One of the most beloved manifestations of our learning-focused culture is Etsy School—interactive classes taught by employees for employees. Anyone is free to teach a class on any topic they want. Dozens of Etsy School classes have been offered over the years, including knot-tying, fabric dying, herbalistic medicine, juggling, and Python programming. The School’s grassroots structure creates a unique opportunity for employees to share their talents with co-workers, collectively contributing to one another’s professional, mental, physical, and spiritual growth.

170 unique classes have been offered since the program launched.

Photo by Emily Andrews

Lunch ‘n’ Learns

Lunch ‘n’ Learns provide regular occasions for open, ad hoc, educational experiences. Nearly every week, people across the company sign up to present on any work-related topic they choose.
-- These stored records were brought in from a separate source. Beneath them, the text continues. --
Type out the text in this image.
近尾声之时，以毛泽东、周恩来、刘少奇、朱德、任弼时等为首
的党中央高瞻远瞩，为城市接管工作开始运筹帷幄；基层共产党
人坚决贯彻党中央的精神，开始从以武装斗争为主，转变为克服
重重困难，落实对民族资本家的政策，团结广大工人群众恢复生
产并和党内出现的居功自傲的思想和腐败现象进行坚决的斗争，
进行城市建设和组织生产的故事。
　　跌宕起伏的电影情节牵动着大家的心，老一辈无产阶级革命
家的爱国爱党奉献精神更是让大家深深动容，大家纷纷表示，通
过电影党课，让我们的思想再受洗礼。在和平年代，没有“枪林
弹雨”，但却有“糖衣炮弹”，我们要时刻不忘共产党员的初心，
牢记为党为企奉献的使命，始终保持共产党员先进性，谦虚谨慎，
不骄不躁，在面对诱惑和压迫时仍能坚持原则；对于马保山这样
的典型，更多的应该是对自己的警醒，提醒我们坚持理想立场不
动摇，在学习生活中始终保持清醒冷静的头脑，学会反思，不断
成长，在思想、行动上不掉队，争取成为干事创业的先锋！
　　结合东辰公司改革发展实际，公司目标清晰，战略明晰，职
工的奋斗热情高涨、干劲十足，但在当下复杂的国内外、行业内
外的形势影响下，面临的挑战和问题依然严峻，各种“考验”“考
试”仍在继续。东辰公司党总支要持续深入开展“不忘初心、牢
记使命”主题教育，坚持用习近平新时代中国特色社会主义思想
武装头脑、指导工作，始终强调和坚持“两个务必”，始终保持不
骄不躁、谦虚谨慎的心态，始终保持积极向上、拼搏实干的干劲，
These events, which are leadership opportunities for presenters and learning opportunities for the whole staff, are so popular that employees tune in from all over the globe (many are standing-room- only for those participating in person). Examples of past Lunch ‘n’ Learn topics include: “Responsible Manufacturing,” “Labor Economics,” “Machine Learning at Etsy,” and “All About B Corp.”

There were 39 Lunch ‘n’ Learns in 2014.

Photo by Dan Miller

"First Push" program

Last year we introduced the First Push program, which teaches employees with non-technical backgrounds how to deploy code to Etsy’s website. As part of our commitment to ongoing learning, we teach the art of writing code to anyone who is interested. The First Push program helps participants get a better understanding of our platform’s foundation and how and why changes are made to the site. It also gives our engineering team the opportunity to share their craft with their peers.

Last year 20 engineers taught 51 of their non-engineer co-workers how to push code in Brooklyn, Hudson, London, and Dublin.

More information about our First Push program.

Photo by Emily Andrews

Code as Craft

One of Etsy’s governing principles is valuing craftsmanship in all we make and do. The code in which the site is written is a craft in its own right, and we take pride in openly sharing our process with the programming industry. Our dedicated blog, Code as Craft, covers the tools we use, our approach to engineering, and experiments that have succeeded and failed.

Since the blog launched in 2010, engineers across the company have published a total of 131 posts to Code as Craft, with an average of 20 to 30 posts per year.